Bipartisan semiconductor production bill passes in the House


The measure includes $52 billion for domestic manufacturing of chips and boosts the U.S.’s ability to compete with China.

Image: Chris Ratcliffe/Bloomberg/Getty Images

The U.S. House of Representatives Thursday passed a bipartisan bill that includes $52 billion in grants and incentives for domestic semiconductor manufacturing, boosting the country’s ability to compete with China. The bill now goes to President Joe Biden for his signature.

The bill passed 243–187 with all Democrats voting in support of the bill, along with 24 Republicans, even with a last-minute push by GOP leaders to oppose it. The measure delivers a win for the Biden administration more than a year after legislation was first introduced in Congress.

Formally known as the CHIPS and Science Act, the bill includes more than $52 billion for U.S. companies producing computer chips as well as billions more in tax credits to incentivize them to invest in chip manufacturing. It also provides tens of billions of dollars to fund scientific research and to promote the innovation and development of other U.S. technologies such as 5G wireless technology.

House Speaker Nancy Pelosi, D-Calif., called the bill “a major victory for American families and the American economy.” She added that “Once enacted, the CHIPS and Science Act will bolster our nation’s production of semiconductor chips—reinvigorating American manufacturing and creating nearly 100,000 good-paying, union jobs.”

The president signaled that this is a positive step in that direction.

“Today, the House passed a bill that will make cars cheaper, appliances cheaper and computers cheaper,” Biden said in a statement. “It will lower the costs of everyday goods. And, it will create high-paying manufacturing jobs across the country and strengthen U.S. leadership in the industries of the future at the same time.”
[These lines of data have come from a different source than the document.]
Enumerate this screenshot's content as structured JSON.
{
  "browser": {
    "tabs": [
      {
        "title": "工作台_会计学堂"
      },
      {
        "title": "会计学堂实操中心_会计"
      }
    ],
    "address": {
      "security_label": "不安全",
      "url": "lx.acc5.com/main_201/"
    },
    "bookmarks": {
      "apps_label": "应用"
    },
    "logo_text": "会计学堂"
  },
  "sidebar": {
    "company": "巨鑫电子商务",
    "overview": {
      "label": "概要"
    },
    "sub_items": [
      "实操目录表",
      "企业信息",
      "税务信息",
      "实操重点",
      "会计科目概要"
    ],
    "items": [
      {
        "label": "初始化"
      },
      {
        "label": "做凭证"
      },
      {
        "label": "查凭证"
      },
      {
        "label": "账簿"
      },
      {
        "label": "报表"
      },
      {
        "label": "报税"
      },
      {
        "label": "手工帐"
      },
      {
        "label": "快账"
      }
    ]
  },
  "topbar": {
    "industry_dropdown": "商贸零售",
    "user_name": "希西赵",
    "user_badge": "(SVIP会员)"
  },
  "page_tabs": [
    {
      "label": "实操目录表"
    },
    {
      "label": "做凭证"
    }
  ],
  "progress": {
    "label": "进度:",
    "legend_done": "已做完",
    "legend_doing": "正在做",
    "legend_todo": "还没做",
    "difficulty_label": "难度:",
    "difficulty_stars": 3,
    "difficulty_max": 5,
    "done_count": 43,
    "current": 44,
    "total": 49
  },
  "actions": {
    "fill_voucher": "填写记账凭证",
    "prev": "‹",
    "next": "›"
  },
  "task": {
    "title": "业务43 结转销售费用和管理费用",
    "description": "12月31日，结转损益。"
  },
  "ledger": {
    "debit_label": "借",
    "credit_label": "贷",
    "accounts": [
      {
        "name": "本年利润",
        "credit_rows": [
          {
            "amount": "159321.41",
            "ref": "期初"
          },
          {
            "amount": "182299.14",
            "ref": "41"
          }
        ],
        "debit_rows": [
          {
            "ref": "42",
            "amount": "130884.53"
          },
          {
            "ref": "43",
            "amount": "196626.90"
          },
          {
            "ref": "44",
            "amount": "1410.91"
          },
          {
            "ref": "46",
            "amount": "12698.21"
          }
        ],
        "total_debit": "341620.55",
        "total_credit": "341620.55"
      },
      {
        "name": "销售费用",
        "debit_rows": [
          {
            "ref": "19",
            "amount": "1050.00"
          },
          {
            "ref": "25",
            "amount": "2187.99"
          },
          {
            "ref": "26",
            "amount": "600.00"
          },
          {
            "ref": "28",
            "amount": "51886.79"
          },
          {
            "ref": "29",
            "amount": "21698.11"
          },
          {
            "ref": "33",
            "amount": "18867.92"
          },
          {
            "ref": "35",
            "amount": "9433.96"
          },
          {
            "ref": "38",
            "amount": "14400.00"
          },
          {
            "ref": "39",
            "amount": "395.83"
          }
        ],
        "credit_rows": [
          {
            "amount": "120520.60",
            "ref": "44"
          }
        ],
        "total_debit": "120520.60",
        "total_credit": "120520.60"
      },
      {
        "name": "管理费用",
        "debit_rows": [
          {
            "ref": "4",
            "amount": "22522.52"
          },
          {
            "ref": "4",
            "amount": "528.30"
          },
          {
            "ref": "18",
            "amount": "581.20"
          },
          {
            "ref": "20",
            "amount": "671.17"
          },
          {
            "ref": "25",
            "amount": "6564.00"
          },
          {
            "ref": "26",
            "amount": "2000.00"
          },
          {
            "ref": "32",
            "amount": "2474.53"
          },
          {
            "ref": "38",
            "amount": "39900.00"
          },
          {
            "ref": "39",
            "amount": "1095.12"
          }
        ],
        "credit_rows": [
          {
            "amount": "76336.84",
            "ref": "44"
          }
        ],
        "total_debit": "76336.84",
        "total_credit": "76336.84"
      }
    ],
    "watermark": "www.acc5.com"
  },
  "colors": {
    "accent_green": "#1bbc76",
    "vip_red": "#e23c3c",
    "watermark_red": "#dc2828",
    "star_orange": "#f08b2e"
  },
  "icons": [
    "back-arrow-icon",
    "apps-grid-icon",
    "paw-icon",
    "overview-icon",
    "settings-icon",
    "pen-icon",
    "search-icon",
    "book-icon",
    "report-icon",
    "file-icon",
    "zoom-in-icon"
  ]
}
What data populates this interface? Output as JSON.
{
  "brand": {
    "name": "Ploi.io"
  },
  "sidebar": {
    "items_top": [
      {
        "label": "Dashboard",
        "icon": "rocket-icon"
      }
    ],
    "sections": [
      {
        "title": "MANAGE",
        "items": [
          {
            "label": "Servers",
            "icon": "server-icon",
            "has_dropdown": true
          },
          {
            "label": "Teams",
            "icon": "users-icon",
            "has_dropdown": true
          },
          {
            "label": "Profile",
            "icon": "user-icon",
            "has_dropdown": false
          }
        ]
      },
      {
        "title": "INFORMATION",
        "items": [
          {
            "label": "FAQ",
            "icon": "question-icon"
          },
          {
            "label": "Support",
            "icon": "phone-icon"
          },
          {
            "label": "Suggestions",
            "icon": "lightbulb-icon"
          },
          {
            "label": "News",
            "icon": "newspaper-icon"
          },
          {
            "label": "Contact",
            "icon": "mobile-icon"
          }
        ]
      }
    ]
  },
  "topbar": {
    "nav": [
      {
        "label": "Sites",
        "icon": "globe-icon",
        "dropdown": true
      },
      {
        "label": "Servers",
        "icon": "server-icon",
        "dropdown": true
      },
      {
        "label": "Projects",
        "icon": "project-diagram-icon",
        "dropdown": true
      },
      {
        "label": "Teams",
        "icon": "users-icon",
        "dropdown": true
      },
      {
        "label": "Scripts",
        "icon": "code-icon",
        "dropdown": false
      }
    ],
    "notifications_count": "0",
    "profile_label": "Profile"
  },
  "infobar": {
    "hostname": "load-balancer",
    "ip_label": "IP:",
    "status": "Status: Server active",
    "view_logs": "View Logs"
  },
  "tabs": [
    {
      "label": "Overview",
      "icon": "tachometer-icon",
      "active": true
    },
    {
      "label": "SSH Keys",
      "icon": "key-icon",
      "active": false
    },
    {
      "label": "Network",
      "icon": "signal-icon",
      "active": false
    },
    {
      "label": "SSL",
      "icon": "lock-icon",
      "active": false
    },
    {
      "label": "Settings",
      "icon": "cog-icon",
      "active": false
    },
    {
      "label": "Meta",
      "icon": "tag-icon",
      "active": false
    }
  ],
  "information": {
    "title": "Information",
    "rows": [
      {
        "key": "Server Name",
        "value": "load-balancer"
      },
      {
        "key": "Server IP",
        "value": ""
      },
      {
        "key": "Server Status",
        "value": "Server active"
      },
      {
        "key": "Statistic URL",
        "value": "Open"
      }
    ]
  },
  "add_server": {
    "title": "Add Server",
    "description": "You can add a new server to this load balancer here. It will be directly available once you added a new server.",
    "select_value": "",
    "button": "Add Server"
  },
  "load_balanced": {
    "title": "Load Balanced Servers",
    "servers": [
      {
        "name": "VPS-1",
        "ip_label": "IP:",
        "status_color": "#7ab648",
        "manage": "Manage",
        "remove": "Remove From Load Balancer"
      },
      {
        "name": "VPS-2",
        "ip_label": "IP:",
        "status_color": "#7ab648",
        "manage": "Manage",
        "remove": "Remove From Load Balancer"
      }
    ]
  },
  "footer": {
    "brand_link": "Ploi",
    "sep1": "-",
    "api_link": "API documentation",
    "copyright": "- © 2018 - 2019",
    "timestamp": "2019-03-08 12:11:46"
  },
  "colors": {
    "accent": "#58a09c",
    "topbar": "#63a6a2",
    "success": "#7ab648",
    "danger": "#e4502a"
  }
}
The measure is expected to help alleviate the semiconductor shortage, which first hit the automotive industry during the COVID-19 pandemic. Production in China was halted at the beginning of the pandemic while consumer demand for cars and home electronics surged. U.S. production of chips has significantly declined in recent decades, while China and other countries have invested heavily in the industry.

SEE: Critical flaw found inside the UNISOC smartphone chip (TechRepublic)

Some Republicans opposed the bill, saying that it lacked “guardrails” to prevent any of the funding from winding up in China’s hands. Other critics have argued that for the U.S. to have a real chance at competing with the world’s leading chip-makers, many billions more would need to be spent.

But, the bill’s advocates maintain that increasing domestic chip production is vital to America’s economy and national security.

Semiconductor revenue projected to fall

Not everyone is bullish on the immediate future of the semiconductor industry. Globally, Gartner is forecasting that semiconductor revenue will grow 7.4% in 2022, down from the 2021 growth of 26.3%. This is a decline from the previous quarter’s forecast of 13.6% growth in 2022.

“Although chip shortages are abating, the global semiconductor market is entering a period of weakness, which will persist through 2023 when semiconductor revenue is projected to decline 2.5%,” said Richard Gordon, practice vice president at Gartner. “We are already seeing weakness in semiconductor end markets, especially those exposed to consumer spending.”

Gordon cited rising inflation, taxes and interest rates, along with higher energy and fuel costs, as factors for the decline, as they put pressure on consumer disposable income. This is affecting spending on electronic products such as PCs and smartphones, he said.

PC shipments are expected to decline by 13.1% in 2022 after recording growth in 2020 and 2021. Semiconductor revenue from PCs is estimated to record a decline of 5.4% in 2022, and semiconductor revenue from smartphones is on pace to decline to 3.1% in 2022, compared to 24.5% growth in 2021.

“From an enterprise perspective, inventories are recovering rapidly, lead times are beginning to shorten and prices are starting to weaken,” Gordon said.